LAURA SNYDER: Moms, Dads Can Also Be Heroes
I became a hero today -- again.
When you are a parent, there are many opportunities for heroism. Regrettably, our feats of derring-do are mostly unsung and completely forgotten hours after the deed has been done.
My daughter had been worrying a loose tooth for weeks. She is a staunch opponent of any kind of pain, so even though I could see the adult tooth pushing up through the gum, the baby tooth was still hanging on because she didn't have the nerve to remove it.
Of course, it didn't help that my husband gave her a multitude of suggestions that were guaranteed to have her cowering in fear at the mere thought. These suggestions included slamming doors, a fire escape and a brick, even tying the tooth to a string and attaching it to a feather. The last one didn't sound too bad until he explained that the feather was attached to an arrow and the arrow was to be shot from a compound bow.

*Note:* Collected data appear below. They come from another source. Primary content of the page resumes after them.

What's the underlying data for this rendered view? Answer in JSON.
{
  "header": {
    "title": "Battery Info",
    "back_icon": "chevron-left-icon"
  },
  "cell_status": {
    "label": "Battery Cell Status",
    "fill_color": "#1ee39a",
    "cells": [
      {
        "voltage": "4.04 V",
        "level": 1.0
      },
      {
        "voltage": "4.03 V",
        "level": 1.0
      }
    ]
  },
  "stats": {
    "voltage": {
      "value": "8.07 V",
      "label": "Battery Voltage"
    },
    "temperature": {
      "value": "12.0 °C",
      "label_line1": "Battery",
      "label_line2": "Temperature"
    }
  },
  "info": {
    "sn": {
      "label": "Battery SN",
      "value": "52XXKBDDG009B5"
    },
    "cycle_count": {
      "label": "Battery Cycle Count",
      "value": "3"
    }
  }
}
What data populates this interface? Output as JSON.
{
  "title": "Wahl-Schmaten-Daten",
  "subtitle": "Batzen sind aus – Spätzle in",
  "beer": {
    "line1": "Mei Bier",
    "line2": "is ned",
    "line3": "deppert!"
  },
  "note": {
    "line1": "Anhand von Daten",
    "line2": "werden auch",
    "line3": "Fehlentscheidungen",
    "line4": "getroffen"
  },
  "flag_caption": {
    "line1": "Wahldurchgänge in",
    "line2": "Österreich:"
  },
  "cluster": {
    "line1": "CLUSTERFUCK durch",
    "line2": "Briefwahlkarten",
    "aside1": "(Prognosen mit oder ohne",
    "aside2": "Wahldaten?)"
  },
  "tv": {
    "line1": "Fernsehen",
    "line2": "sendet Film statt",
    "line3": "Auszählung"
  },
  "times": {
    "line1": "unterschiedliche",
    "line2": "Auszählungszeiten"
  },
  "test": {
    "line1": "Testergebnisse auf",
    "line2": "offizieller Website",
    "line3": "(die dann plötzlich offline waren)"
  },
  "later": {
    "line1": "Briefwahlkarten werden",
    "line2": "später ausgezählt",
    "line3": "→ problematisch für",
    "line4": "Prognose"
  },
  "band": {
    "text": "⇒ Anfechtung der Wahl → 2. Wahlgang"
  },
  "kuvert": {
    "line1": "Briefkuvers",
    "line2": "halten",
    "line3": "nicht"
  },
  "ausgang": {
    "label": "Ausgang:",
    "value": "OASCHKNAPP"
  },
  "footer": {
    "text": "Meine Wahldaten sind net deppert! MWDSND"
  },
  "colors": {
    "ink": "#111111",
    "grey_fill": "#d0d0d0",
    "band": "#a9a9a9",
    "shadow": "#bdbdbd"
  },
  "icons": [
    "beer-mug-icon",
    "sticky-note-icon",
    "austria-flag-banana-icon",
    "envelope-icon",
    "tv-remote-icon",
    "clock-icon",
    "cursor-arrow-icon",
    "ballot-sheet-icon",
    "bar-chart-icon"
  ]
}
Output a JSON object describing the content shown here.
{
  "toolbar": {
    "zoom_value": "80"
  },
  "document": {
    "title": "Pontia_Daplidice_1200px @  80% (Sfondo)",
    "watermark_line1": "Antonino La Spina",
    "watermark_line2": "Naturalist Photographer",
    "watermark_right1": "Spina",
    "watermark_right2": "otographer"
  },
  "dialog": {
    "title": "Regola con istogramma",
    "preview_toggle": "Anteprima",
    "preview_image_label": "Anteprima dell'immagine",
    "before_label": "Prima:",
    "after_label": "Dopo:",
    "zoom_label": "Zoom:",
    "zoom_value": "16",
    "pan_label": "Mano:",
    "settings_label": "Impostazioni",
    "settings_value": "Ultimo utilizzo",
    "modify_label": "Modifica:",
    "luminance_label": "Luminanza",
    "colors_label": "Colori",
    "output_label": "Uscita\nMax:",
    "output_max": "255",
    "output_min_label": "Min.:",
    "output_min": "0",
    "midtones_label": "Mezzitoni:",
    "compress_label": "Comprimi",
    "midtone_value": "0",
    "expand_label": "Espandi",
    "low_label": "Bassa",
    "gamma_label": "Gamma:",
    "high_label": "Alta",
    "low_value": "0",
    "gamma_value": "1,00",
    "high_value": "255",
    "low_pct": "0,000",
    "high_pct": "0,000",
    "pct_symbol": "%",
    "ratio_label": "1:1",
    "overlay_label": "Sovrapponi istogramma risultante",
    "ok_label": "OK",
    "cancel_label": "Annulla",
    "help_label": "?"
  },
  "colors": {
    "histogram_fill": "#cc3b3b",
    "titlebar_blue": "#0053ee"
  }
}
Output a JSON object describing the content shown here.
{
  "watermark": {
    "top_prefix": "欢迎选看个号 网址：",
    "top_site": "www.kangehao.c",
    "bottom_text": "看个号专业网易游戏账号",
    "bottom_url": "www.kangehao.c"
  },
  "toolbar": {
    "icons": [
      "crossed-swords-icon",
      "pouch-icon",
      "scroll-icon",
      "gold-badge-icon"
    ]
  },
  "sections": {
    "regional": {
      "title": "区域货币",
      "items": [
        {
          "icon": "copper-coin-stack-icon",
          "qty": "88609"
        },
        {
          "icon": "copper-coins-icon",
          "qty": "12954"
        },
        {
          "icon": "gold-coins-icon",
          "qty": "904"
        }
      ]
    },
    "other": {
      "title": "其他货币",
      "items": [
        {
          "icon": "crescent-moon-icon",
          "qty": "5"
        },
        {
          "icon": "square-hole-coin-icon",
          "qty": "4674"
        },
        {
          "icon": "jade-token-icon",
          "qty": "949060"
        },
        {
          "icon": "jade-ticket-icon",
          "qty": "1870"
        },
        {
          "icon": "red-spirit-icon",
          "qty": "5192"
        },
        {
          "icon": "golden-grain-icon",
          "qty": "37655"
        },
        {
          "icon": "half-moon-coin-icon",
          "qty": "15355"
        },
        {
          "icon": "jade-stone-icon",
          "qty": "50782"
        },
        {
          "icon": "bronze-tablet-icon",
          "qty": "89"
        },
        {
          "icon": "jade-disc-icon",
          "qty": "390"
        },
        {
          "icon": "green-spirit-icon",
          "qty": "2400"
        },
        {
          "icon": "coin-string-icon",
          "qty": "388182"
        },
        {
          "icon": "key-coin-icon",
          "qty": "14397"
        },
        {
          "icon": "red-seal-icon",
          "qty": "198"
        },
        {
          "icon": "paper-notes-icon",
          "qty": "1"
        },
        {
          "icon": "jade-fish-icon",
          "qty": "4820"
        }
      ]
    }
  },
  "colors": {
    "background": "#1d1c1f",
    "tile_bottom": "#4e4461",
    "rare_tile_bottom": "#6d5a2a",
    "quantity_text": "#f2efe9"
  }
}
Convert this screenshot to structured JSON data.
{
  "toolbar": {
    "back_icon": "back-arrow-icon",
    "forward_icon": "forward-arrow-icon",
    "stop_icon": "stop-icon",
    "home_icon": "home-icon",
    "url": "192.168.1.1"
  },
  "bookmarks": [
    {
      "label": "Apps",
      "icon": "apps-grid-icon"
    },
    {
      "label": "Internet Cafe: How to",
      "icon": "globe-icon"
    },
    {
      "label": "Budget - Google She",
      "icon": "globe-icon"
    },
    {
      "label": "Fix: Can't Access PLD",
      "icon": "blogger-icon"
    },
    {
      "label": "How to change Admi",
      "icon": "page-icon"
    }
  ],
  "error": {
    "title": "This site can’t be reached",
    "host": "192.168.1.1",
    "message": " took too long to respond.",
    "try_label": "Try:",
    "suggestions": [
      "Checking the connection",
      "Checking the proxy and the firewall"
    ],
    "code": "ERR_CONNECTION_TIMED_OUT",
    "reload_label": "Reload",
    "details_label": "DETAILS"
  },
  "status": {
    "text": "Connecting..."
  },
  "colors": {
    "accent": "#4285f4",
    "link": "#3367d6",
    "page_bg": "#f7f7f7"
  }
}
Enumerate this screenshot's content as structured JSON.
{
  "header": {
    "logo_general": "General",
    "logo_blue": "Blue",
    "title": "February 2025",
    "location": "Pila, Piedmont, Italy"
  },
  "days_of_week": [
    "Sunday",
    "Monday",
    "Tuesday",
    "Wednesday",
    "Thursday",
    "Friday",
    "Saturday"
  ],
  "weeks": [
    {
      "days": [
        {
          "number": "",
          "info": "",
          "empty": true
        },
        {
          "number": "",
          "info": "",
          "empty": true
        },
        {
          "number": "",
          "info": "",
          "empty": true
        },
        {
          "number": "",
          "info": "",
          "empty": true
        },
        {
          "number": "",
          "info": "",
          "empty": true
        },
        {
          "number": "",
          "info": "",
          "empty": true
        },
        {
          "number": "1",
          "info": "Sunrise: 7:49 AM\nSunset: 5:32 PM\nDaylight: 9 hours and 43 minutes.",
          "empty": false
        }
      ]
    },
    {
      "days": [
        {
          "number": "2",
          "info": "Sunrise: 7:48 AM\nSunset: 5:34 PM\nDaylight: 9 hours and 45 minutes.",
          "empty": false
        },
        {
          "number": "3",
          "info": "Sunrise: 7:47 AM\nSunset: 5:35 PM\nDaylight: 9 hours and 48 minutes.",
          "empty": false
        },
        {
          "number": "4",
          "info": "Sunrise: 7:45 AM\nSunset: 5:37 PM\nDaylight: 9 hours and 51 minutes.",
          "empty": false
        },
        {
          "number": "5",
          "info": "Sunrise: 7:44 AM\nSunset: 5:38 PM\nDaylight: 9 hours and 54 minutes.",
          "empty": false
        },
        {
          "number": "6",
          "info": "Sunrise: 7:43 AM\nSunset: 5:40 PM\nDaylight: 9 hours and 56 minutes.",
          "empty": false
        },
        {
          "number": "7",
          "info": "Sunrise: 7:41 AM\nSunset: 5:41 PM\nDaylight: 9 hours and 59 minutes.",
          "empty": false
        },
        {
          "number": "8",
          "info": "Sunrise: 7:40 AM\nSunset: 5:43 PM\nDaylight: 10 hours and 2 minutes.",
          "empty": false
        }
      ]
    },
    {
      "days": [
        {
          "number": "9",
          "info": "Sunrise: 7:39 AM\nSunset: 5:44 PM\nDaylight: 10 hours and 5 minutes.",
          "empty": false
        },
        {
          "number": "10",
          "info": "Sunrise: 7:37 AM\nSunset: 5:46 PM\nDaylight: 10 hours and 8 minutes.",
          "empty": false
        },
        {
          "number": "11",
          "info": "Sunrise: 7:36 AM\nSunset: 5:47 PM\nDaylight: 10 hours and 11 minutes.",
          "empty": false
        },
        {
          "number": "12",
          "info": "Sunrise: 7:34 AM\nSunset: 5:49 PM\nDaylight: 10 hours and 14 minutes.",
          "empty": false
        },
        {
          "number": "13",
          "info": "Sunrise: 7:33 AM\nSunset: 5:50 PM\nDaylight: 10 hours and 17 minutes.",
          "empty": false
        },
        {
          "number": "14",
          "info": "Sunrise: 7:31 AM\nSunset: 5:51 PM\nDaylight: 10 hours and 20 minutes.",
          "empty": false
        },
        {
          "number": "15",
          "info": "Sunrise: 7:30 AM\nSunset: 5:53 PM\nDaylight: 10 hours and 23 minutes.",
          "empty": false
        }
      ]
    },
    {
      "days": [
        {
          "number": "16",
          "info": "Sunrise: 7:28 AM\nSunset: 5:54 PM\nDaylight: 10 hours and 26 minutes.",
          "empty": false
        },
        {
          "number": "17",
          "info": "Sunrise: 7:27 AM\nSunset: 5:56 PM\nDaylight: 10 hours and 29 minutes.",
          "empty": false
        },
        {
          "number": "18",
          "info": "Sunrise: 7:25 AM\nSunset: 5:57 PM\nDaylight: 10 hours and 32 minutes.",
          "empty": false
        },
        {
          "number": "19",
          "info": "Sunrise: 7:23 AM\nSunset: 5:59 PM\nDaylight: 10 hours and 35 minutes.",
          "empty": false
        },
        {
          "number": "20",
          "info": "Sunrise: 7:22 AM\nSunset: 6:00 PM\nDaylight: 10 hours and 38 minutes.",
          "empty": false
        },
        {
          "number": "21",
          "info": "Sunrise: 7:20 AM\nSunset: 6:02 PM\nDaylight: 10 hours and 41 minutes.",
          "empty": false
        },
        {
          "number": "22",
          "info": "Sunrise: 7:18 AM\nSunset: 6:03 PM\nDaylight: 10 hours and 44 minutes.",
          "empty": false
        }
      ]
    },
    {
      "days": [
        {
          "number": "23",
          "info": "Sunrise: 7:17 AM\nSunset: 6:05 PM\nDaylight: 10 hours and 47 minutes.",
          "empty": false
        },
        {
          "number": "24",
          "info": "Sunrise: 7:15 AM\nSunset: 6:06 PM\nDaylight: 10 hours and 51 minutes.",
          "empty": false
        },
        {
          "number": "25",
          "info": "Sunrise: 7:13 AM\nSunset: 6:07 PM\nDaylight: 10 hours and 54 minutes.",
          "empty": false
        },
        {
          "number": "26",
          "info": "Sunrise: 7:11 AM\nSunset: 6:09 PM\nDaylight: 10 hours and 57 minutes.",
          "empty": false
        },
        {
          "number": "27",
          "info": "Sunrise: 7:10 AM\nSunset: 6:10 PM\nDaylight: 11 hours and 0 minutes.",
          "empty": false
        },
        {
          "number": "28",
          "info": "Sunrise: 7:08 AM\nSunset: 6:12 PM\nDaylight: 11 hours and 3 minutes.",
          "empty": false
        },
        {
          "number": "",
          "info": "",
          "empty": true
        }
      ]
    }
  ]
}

I guess the possibility of the tooth staying connected to her gum during the launch gave her the image of being momentarily airborne just before her tooth, and consequently, her face and then her body, crashed into a tree at 120 miles an hour.
Despite my husband's assurances that this would not happen, my daughter was understandably reluctant to try any of his tooth-removing methods.
She was trying to eat corn on the cob today and that loose tooth was giving her fits. I'd rather hoped that simply eating the corn would pry the tooth loose. That wasn't the case, however, as she ate the corn with the other side of her mouth, coating her cheek with corn guts and juice, before she gave up in exasperation.
As my husband spouted torture devices like a hammer, a chisel, and a pair of needle-nosed pliers, I took pity on my daughter.
I pulled her into a room out of hearing range, looked into her eyes and asked as gently as I could, "Do you want this tooth out?"
"Yes, but it won't come out!"
"Do you want me to take it out?"
"What are you going to use?" she asked fearfully, no doubt thinking of the nefarious contents of a toolbox that my husband wanted to use on her hapless tooth.
"Just my fingers," I said.
"I'm not ready," she said sadly.
"Well, your tooth seems to be ready," I encouraged.
"Promise it won't hurt?"
"If it hurts, I will stop."
She opened her mouth. I reached in, grabbed the tooth tightly. A slight yank, and it was out. I will never forget the look on her face as she took the tooth out of my hand, happiness shining in her face.
"Oh, thank you, Mom!"
This, of course, made me feel like a million bucks.
Then she skipped off to show her brothers how brave she was.
Well, I earned another stripe today, I thought.
Parents are heroes to their children every day. The deeds we do are not always noteworthy. It could be as simple as finding clean underwear in the dryer so a kid doesn't have to go to school "commando."
It could be buying their favorite snack. It could be driving them to school so they don't have to deal with a bully on the bus.
What about the time you produced a sharp pencil so they could finish their homework? Or saved a plastic milk jug and some toilet paper rolls for a project they were doing?
We are the buffer between these little guys and the rest of the world. As they get bounced around life like a steel ball in a pinball machine, we will always be there to smooth out the rough spots.
They do appreciate it, too -- if only for a moment.